First, let’s define our terms: a “Bear Market” is defined as a market that declines more than 20% from a previous high.
Don’t feel too bad for Japanese investors this year however. The Nikkei 225 Index rose over 50% from the beginning of the year to the peak on May 22. But the dramatic reversal caught some investors off-guard. From the Wall Street Journal:
“All of a sudden, ka-boom, markets have deflated heavily,” said Matthew Sherwood, head of investment market research at Perpetual in Sydney, which manages around $25 billion. Over the past five weeks investors have been disappointed both by the Fed suggesting it may pull back on its bond-buying program and over Japanese Prime Minister Shinzo Abe’s long-term growth strategy, said Mr. Sherwood.
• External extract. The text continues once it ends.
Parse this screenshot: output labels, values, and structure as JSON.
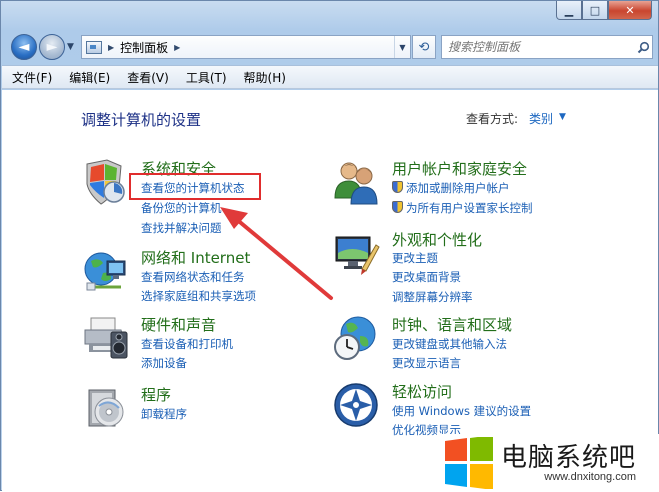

The fear that the Fed could change its monetary policy, along with signs that the U.S. economy is recovering, has encouraged investors to pull money out of emerging markets that are typically perceived as risky.
The resulting outflows have hit some of Asia’s smaller markets the hardest—such as the Philippines and Thailand, which were down 6.8% and 2.1% respectively Thursday. Along with Japan, these markets were previously some of the region’s best performers before the selloff started.
It’s another good reason to re-allocate portfolios regularly since both rapid advances and sharp declines end and provide selling and buying opportunities.